とある街で行われている夏祭りに有無を言わさずほぼ強制的に参加させられた三蔵は、人混みの中を無言で突き進んで行く。

外見に反して殺気立つ気配に振り返らない者は居ないと思われる位、三蔵はかなり目立っていた。

それもその筈、何しろ女物の浴衣を身に纏っているのだから…。

後ろをついていた悟浄が早足で追い付き、三蔵の左手を掴んだ。

「ねえ、三ちゃん。ンな仏頂面じゃ美人が台なしよ?」

「るせぇ。俺がどんな顔してようが関係ねえだろうが」

「折角のお祭りデートなんだから、機嫌直して」

「じゃあ、こんな格好させんな」

「そりゃあ三ちゃんには華やかな女物のが似合うんだから仕方ないっしょ」

くくっと笑うと、途端に紫暗が嫌そうに睨みつけて来る。

宿屋のサービスで三蔵用に借りた浴衣は、白地に紫と青の花柄をあしらった女物だった。

帯と下駄の鼻緒も紫で、一つに結わえた髪はこれまた紫の花が付いた髪飾りで留めてある。

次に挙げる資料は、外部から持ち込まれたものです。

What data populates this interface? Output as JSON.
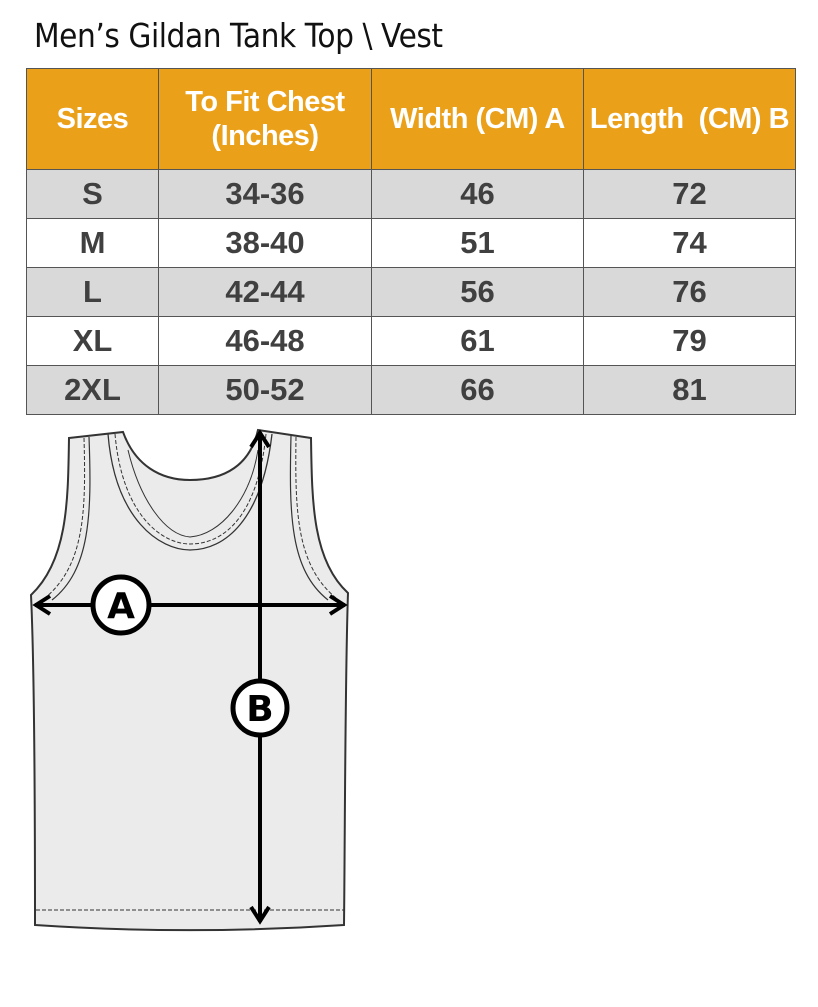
{
  "title": "Men’s Gildan Tank Top \\ Vest",
  "table": {
    "headers": [
      "Sizes",
      "To Fit Chest (Inches)",
      "Width (CM) A",
      "Length  (CM) B"
    ],
    "rows": [
      [
        "S",
        "34-36",
        "46",
        "72"
      ],
      [
        "M",
        "38-40",
        "51",
        "74"
      ],
      [
        "L",
        "42-44",
        "56",
        "76"
      ],
      [
        "XL",
        "46-48",
        "61",
        "79"
      ],
      [
        "2XL",
        "50-52",
        "66",
        "81"
      ]
    ]
  },
  "diagram": {
    "label_a": "A",
    "label_b": "B"
  },
  "colors": {
    "header": "#EBA01A",
    "stripe": "#D9D9D9",
    "text": "#404040"
  }
}
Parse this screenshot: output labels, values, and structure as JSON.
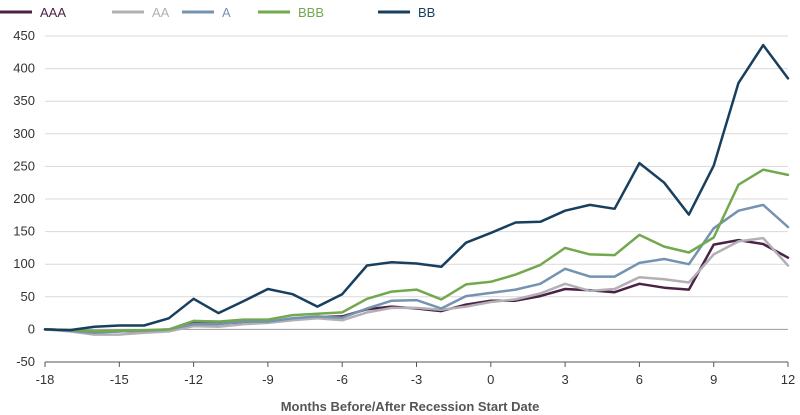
{
  "chart_data": {
    "type": "line",
    "title": "",
    "xlabel": "Months Before/After Recession Start Date",
    "ylabel": "",
    "xlim": [
      -18,
      12
    ],
    "ylim": [
      -50,
      450
    ],
    "x_ticks": [
      -18,
      -15,
      -12,
      -9,
      -6,
      -3,
      0,
      3,
      6,
      9,
      12
    ],
    "y_ticks": [
      -50,
      0,
      50,
      100,
      150,
      200,
      250,
      300,
      350,
      400,
      450
    ],
    "grid": "horizontal",
    "legend_position": "top",
    "x": [
      -18,
      -17,
      -16,
      -15,
      -14,
      -13,
      -12,
      -11,
      -10,
      -9,
      -8,
      -7,
      -6,
      -5,
      -4,
      -3,
      -2,
      -1,
      0,
      1,
      2,
      3,
      4,
      5,
      6,
      7,
      8,
      9,
      10,
      11,
      12
    ],
    "series": [
      {
        "name": "AAA",
        "color": "#4b2245",
        "values": [
          0,
          -1,
          -4,
          -3,
          -2,
          -1,
          12,
          12,
          9,
          11,
          16,
          19,
          20,
          31,
          35,
          32,
          28,
          38,
          44,
          44,
          51,
          62,
          60,
          57,
          70,
          64,
          61,
          130,
          137,
          131,
          110
        ]
      },
      {
        "name": "AA",
        "color": "#b3b0b5",
        "values": [
          0,
          -3,
          -8,
          -8,
          -5,
          -3,
          5,
          4,
          8,
          10,
          14,
          17,
          14,
          26,
          33,
          33,
          30,
          35,
          42,
          46,
          55,
          70,
          59,
          62,
          80,
          77,
          72,
          115,
          135,
          140,
          98
        ]
      },
      {
        "name": "A",
        "color": "#7593b0",
        "values": [
          0,
          -2,
          -5,
          -3,
          -2,
          0,
          8,
          8,
          12,
          12,
          17,
          20,
          18,
          32,
          44,
          45,
          32,
          51,
          56,
          61,
          70,
          93,
          81,
          81,
          102,
          108,
          100,
          155,
          182,
          191,
          157
        ]
      },
      {
        "name": "BBB",
        "color": "#72a84e",
        "values": [
          0,
          -1,
          -3,
          -2,
          -1,
          0,
          13,
          12,
          15,
          15,
          22,
          24,
          26,
          47,
          58,
          61,
          46,
          69,
          73,
          84,
          99,
          125,
          115,
          114,
          145,
          127,
          118,
          141,
          222,
          245,
          237
        ]
      },
      {
        "name": "BB",
        "color": "#183f5e",
        "values": [
          0,
          -1,
          4,
          6,
          6,
          17,
          47,
          25,
          43,
          62,
          54,
          35,
          54,
          98,
          103,
          101,
          96,
          133,
          148,
          164,
          165,
          182,
          191,
          185,
          255,
          225,
          176,
          251,
          378,
          436,
          385
        ]
      }
    ]
  }
}
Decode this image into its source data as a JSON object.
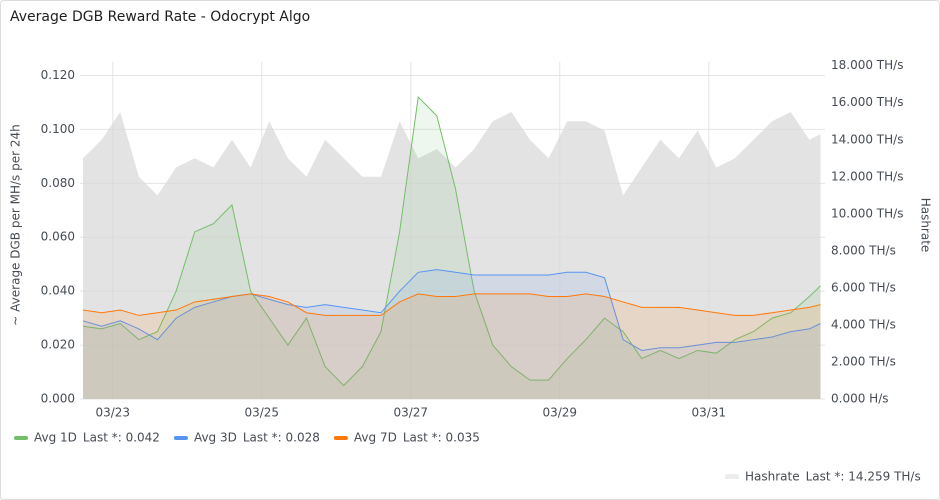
{
  "chart_data": {
    "type": "line",
    "title": "Average DGB Reward Rate - Odocrypt Algo",
    "ylabel": "~ Average DGB per MH/s per 24h",
    "y2label": "Hashrate",
    "x": [
      22.6,
      22.85,
      23.1,
      23.35,
      23.6,
      23.85,
      24.1,
      24.35,
      24.6,
      24.85,
      25.1,
      25.35,
      25.6,
      25.85,
      26.1,
      26.35,
      26.6,
      26.85,
      27.1,
      27.35,
      27.6,
      27.85,
      28.1,
      28.35,
      28.6,
      28.85,
      29.1,
      29.35,
      29.6,
      29.85,
      30.1,
      30.35,
      30.6,
      30.85,
      31.1,
      31.35,
      31.6,
      31.85,
      32.1,
      32.35,
      32.5
    ],
    "xlim": [
      22.56,
      32.56
    ],
    "xticks": [
      {
        "value": 23,
        "label": "03/23"
      },
      {
        "value": 25,
        "label": "03/25"
      },
      {
        "value": 27,
        "label": "03/27"
      },
      {
        "value": 29,
        "label": "03/29"
      },
      {
        "value": 31,
        "label": "03/31"
      }
    ],
    "ylim": [
      0,
      0.125
    ],
    "yticks": [
      {
        "value": 0,
        "label": "0.000"
      },
      {
        "value": 0.02,
        "label": "0.020"
      },
      {
        "value": 0.04,
        "label": "0.040"
      },
      {
        "value": 0.06,
        "label": "0.060"
      },
      {
        "value": 0.08,
        "label": "0.080"
      },
      {
        "value": 0.1,
        "label": "0.100"
      },
      {
        "value": 0.12,
        "label": "0.120"
      }
    ],
    "y2lim": [
      0,
      18.2
    ],
    "y2ticks": [
      {
        "value": 0,
        "label": "0.000 H/s"
      },
      {
        "value": 2,
        "label": "2.000 TH/s"
      },
      {
        "value": 4,
        "label": "4.000 TH/s"
      },
      {
        "value": 6,
        "label": "6.000 TH/s"
      },
      {
        "value": 8,
        "label": "8.000 TH/s"
      },
      {
        "value": 10,
        "label": "10.000 TH/s"
      },
      {
        "value": 12,
        "label": "12.000 TH/s"
      },
      {
        "value": 14,
        "label": "14.000 TH/s"
      },
      {
        "value": 16,
        "label": "16.000 TH/s"
      },
      {
        "value": 18,
        "label": "18.000 TH/s"
      }
    ],
    "grid": true,
    "series": [
      {
        "name": "Hashrate",
        "legend_last": "Last *: 14.259 TH/s",
        "axis": "y2",
        "color": "#d9d9d9",
        "values": [
          13,
          14,
          15.5,
          12,
          11,
          12.5,
          13,
          12.5,
          14,
          12.5,
          15,
          13,
          12,
          14,
          13,
          12,
          12,
          15,
          13,
          13.5,
          12.5,
          13.5,
          15,
          15.5,
          14,
          13,
          15,
          15,
          14.5,
          11,
          12.5,
          14,
          13,
          14.5,
          12.5,
          13,
          14,
          15,
          15.5,
          14,
          14.3
        ]
      },
      {
        "name": "Avg 1D",
        "legend_last": "Last *: 0.042",
        "color": "#73bf69",
        "values": [
          0.027,
          0.026,
          0.028,
          0.022,
          0.025,
          0.04,
          0.062,
          0.065,
          0.072,
          0.04,
          0.03,
          0.02,
          0.03,
          0.012,
          0.005,
          0.012,
          0.025,
          0.062,
          0.112,
          0.105,
          0.078,
          0.04,
          0.02,
          0.012,
          0.007,
          0.007,
          0.015,
          0.022,
          0.03,
          0.025,
          0.015,
          0.018,
          0.015,
          0.018,
          0.017,
          0.022,
          0.025,
          0.03,
          0.032,
          0.038,
          0.042
        ]
      },
      {
        "name": "Avg 3D",
        "legend_last": "Last *: 0.028",
        "color": "#5794f2",
        "values": [
          0.029,
          0.027,
          0.029,
          0.026,
          0.022,
          0.03,
          0.034,
          0.036,
          0.038,
          0.039,
          0.037,
          0.035,
          0.034,
          0.035,
          0.034,
          0.033,
          0.032,
          0.04,
          0.047,
          0.048,
          0.047,
          0.046,
          0.046,
          0.046,
          0.046,
          0.046,
          0.047,
          0.047,
          0.045,
          0.022,
          0.018,
          0.019,
          0.019,
          0.02,
          0.021,
          0.021,
          0.022,
          0.023,
          0.025,
          0.026,
          0.028
        ]
      },
      {
        "name": "Avg 7D",
        "legend_last": "Last *: 0.035",
        "color": "#ff780a",
        "values": [
          0.033,
          0.032,
          0.033,
          0.031,
          0.032,
          0.033,
          0.036,
          0.037,
          0.038,
          0.039,
          0.038,
          0.036,
          0.032,
          0.031,
          0.031,
          0.031,
          0.031,
          0.036,
          0.039,
          0.038,
          0.038,
          0.039,
          0.039,
          0.039,
          0.039,
          0.038,
          0.038,
          0.039,
          0.038,
          0.036,
          0.034,
          0.034,
          0.034,
          0.033,
          0.032,
          0.031,
          0.031,
          0.032,
          0.033,
          0.034,
          0.035
        ]
      }
    ]
  }
}
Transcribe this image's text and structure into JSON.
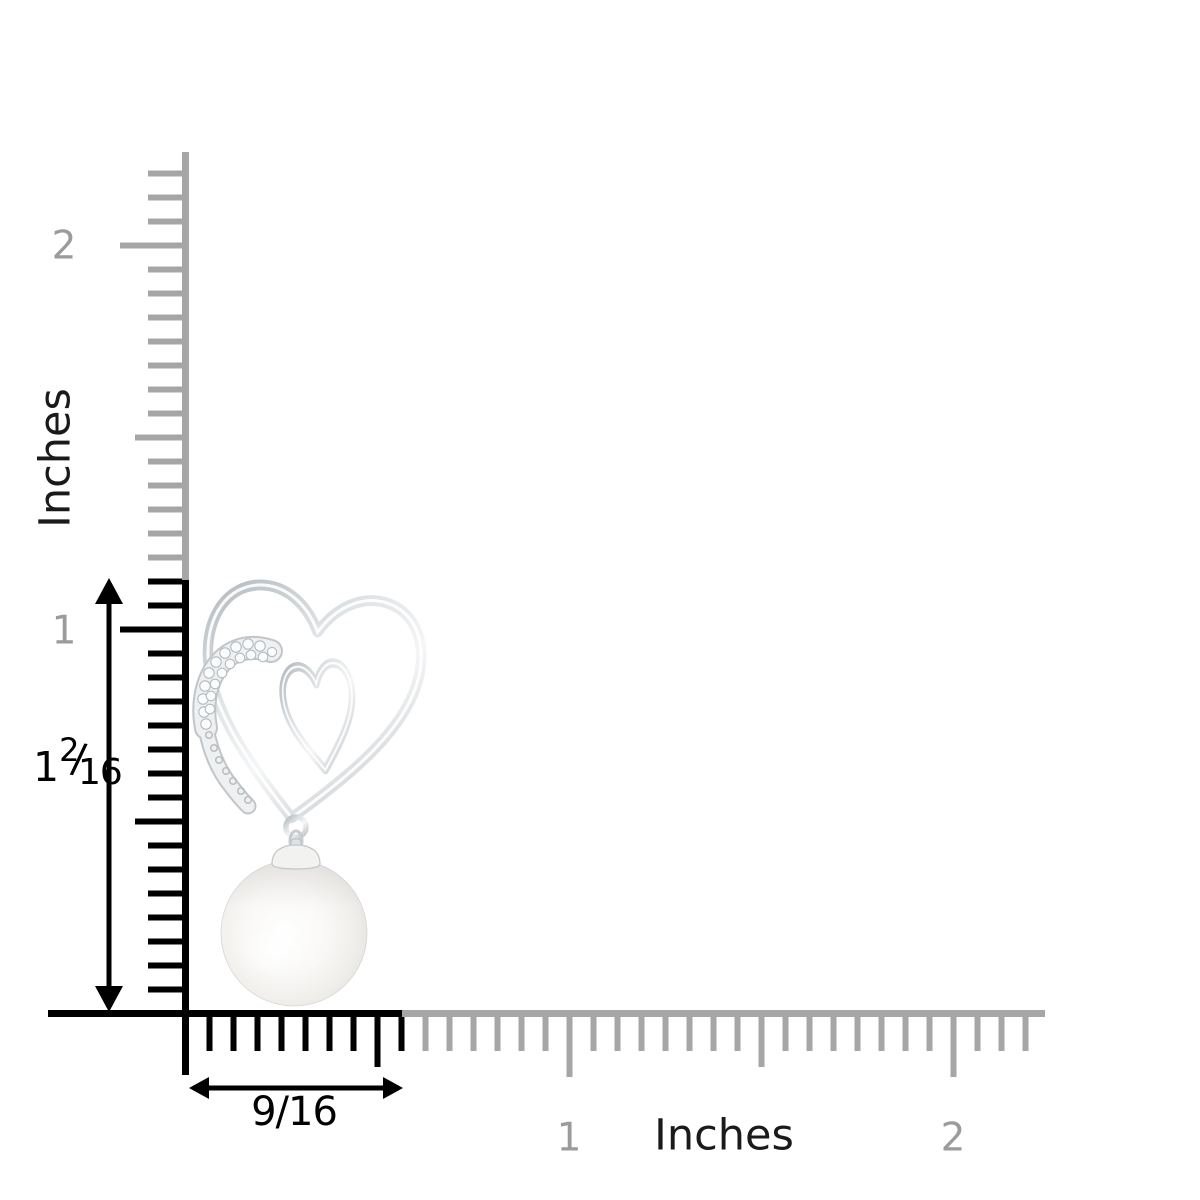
{
  "rulers": {
    "vertical": {
      "unit_label": "Inches",
      "marks": [
        "2",
        "1"
      ]
    },
    "horizontal": {
      "unit_label": "Inches",
      "marks": [
        "1",
        "2"
      ]
    }
  },
  "measurements": {
    "height": {
      "whole": "1",
      "numerator": "2",
      "slash": "/",
      "denominator": "16"
    },
    "width": {
      "display": "9/16"
    }
  },
  "illustration": {
    "name": "freshwater-pearl-entwined-hearts-drop-earring",
    "parts": [
      "large-heart-outline",
      "small-heart-outline",
      "diamond-pave-arc",
      "bail-ring",
      "pearl-cap",
      "pearl-drop"
    ]
  },
  "colors": {
    "ink": "#000000",
    "text": "#1a1a1a",
    "ruler_gray": "#a6a6a6",
    "label_gray": "#9b9b9b",
    "metal_edge": "#c2c6c9",
    "metal_light": "#f4f6f6",
    "pave_fill": "#eef0f1",
    "diamond_fill": "#fbfcfd",
    "pearl_base": "#f0eeeb",
    "pearl_edge": "#dcdbd9"
  }
}
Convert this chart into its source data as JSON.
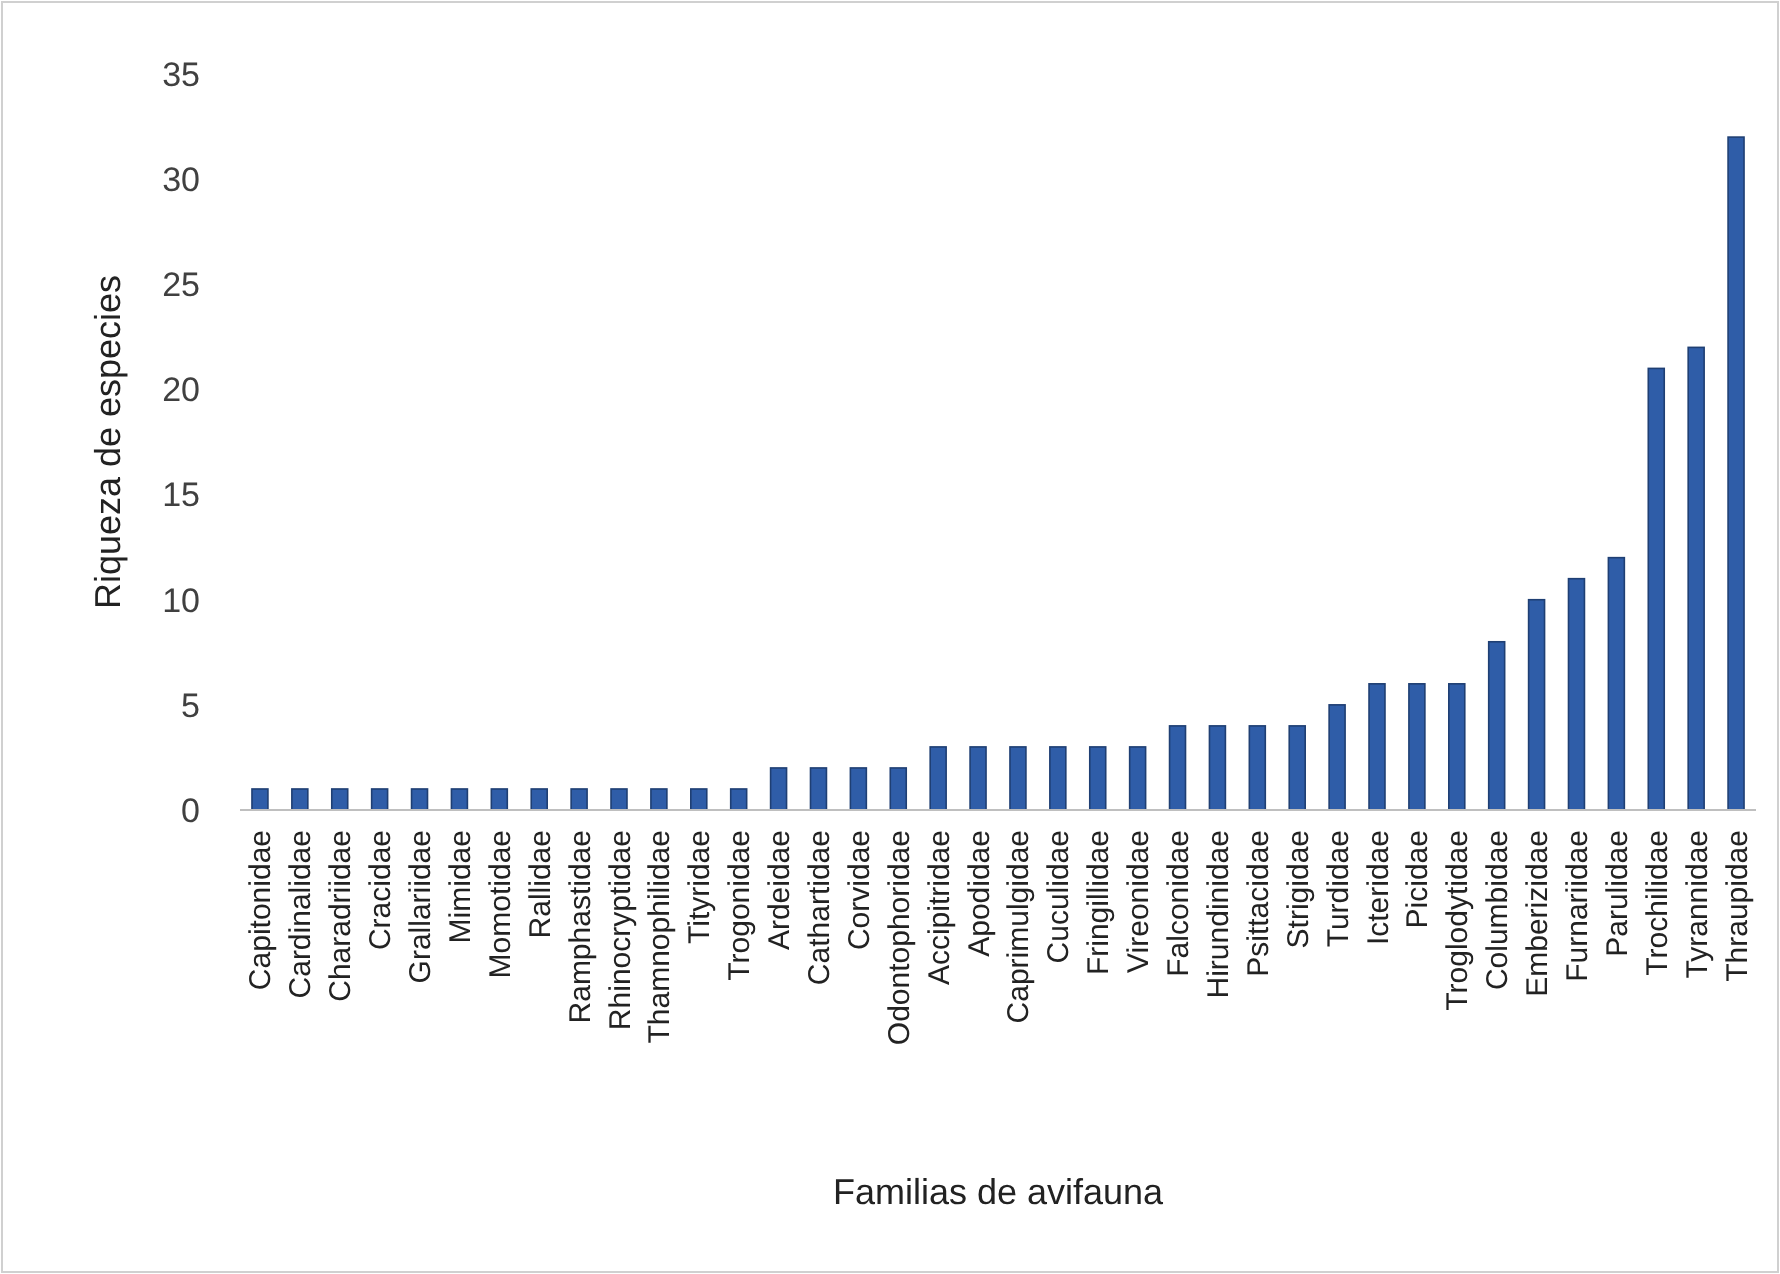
{
  "chart_data": {
    "type": "bar",
    "xlabel": "Familias de avifauna",
    "ylabel": "Riqueza de especies",
    "categories": [
      "Capitonidae",
      "Cardinalidae",
      "Charadriidae",
      "Cracidae",
      "Grallariidae",
      "Mimidae",
      "Momotidae",
      "Rallidae",
      "Ramphastidae",
      "Rhinocryptidae",
      "Thamnophilidae",
      "Tityridae",
      "Trogonidae",
      "Ardeidae",
      "Cathartidae",
      "Corvidae",
      "Odontophoridae",
      "Accipitridae",
      "Apodidae",
      "Caprimulgidae",
      "Cuculidae",
      "Fringillidae",
      "Vireonidae",
      "Falconidae",
      "Hirundinidae",
      "Psittacidae",
      "Strigidae",
      "Turdidae",
      "Icteridae",
      "Picidae",
      "Troglodytidae",
      "Columbidae",
      "Emberizidae",
      "Furnariidae",
      "Parulidae",
      "Trochilidae",
      "Tyrannidae",
      "Thraupidae"
    ],
    "values": [
      1,
      1,
      1,
      1,
      1,
      1,
      1,
      1,
      1,
      1,
      1,
      1,
      1,
      2,
      2,
      2,
      2,
      3,
      3,
      3,
      3,
      3,
      3,
      4,
      4,
      4,
      4,
      5,
      6,
      6,
      6,
      8,
      10,
      11,
      12,
      21,
      22,
      32
    ],
    "color": "#2f5da8",
    "ylim": [
      0,
      35
    ],
    "yticks": [
      0,
      5,
      10,
      15,
      20,
      25,
      30,
      35
    ],
    "grid": false
  }
}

ちなみに俺は三蔵の浴衣が映えるよう、シンプルに黒の格子柄と白い帯だ。

「……こんなの単なる女装趣味の変態じゃねえか」

「アンタ全然違和感ねーから大丈夫だって」

「……嬉しくねえよ」

現に擦れ違う女性達は、三蔵を見て悔しそうに視線を逸らしている。

そりゃそーだろ。

普段でさえ垂れ流しな色気が、浴衣姿で倍以上になっているんだから。

白い首筋とか、ほっせえ腰とか…堪んねえよな。

無意識に伸ばした手が、三蔵の呼び掛けによって我に返る。

「取り敢えず浴衣の事は忘れてやるから、何か奢れ」

「へいへい、何がいいの?」

「かき氷…それともあれがイイか?」

白い指先が示したのはバナナチョコの店。

「アレ、食ってやろうか」

「……鼻血噴くから勘弁して」

ニヤリと笑う小悪魔は、いつの間にこんなにタチが悪くなったんだろうか。